True, sometimes people have good reason for not wanting to identify themselves in public. They may fear an abusive ex, an employer with something to hide, or a hostile government. But even if we don’t want you to identify yourself by name in some circumstances online, Internet intermediaries could require a persistent pseudonym and keep the information about the identity of the poster confidential unless faced with a warrant or court order. Again, the law doesn’t and can’t require them to do so. But it is probably the best practice. It is no accident that sites like 4Chan, Reddit, and Twitter that make little or no effort to identify posters are the ones awash in hate speech and fake accounts. And cases like AutoAdmit (which I litigated) show how hard it is to find those anonymous speakers if the Internet company deliberately chooses not to collect identifying information.

I come to this conclusion reluctantly. I am an old-line, first-generation Internet user, and I cherish the ability it offered to reinvent yourself.
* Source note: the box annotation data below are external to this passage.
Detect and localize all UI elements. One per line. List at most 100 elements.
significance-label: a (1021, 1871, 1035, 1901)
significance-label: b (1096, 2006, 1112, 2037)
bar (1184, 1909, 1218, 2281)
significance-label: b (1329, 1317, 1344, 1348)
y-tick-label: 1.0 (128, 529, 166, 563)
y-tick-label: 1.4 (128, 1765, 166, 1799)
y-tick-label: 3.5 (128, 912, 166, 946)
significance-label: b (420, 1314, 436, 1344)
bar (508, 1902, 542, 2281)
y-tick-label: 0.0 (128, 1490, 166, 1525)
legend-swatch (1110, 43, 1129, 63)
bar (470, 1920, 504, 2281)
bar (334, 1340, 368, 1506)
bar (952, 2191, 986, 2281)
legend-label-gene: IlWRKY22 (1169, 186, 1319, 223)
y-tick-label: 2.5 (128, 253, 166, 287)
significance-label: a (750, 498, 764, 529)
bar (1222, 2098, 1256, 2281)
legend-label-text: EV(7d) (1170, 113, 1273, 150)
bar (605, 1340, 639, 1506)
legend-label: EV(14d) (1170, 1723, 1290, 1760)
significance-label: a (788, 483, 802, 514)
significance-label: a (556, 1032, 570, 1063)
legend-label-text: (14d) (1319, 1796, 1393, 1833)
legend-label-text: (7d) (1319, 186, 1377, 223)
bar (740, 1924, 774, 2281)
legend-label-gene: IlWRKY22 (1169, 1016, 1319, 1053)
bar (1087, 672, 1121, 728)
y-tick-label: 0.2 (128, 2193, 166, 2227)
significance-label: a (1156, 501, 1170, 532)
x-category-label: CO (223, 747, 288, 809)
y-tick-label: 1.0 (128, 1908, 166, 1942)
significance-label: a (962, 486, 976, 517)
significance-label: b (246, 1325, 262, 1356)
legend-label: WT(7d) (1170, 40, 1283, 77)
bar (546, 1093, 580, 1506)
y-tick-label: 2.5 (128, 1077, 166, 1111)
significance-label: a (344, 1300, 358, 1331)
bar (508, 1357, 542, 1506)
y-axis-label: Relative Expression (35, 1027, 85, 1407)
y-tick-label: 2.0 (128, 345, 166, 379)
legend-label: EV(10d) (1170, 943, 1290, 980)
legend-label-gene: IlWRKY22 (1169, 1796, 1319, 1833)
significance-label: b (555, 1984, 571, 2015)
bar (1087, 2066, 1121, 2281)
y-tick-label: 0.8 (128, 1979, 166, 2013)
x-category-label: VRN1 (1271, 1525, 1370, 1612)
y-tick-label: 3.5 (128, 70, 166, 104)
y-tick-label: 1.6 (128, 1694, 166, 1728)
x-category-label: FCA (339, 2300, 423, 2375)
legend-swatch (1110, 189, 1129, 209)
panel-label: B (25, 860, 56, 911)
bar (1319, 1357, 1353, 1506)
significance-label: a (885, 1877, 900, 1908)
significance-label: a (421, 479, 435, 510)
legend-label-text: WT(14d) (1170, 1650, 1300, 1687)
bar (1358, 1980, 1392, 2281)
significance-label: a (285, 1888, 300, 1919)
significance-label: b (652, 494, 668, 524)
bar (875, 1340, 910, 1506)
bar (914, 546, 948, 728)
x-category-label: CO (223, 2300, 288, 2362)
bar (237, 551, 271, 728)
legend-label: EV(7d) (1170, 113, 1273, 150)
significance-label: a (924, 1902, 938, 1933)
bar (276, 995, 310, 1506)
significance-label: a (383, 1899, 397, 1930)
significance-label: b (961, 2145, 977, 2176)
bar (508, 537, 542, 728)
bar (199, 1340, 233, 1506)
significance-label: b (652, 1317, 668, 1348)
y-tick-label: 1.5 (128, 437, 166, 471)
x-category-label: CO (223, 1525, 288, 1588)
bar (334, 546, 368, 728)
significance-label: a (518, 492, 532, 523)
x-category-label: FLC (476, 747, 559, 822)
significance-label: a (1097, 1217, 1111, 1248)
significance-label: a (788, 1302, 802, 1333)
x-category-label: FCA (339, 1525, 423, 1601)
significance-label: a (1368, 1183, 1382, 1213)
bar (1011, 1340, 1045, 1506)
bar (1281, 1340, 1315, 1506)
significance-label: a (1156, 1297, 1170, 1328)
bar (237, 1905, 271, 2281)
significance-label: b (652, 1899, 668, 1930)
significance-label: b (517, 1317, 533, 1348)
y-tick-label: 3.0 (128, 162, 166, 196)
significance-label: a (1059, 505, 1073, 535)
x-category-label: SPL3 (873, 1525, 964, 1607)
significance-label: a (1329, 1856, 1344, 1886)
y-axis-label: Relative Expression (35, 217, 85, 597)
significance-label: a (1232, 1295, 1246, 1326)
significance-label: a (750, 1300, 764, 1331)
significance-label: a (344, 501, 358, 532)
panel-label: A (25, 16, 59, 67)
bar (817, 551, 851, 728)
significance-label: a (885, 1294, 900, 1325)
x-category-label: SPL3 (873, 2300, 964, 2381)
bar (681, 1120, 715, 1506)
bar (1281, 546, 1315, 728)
But too many people have taken the opportunity to discover their inner rapist, their inner bigot, their inner terrorist. Tech companies have the right and the moral responsibility to police their pages to make them usable for people without having to live in constant threat of rape or murder. And doing that requires knowing who is posting those threats.

Identifying people isn’t a panacea. Donald Trump has shown us that you can attach your name to truly vile sentiments and get away with it. And maybe that will embolden others to attack people online even when their names are attached to those attacks. But the worst of the Internet has operated under cover of anonymity. Removing that cover won’t restore civility to a country that seems to have lost it, but it’s a start.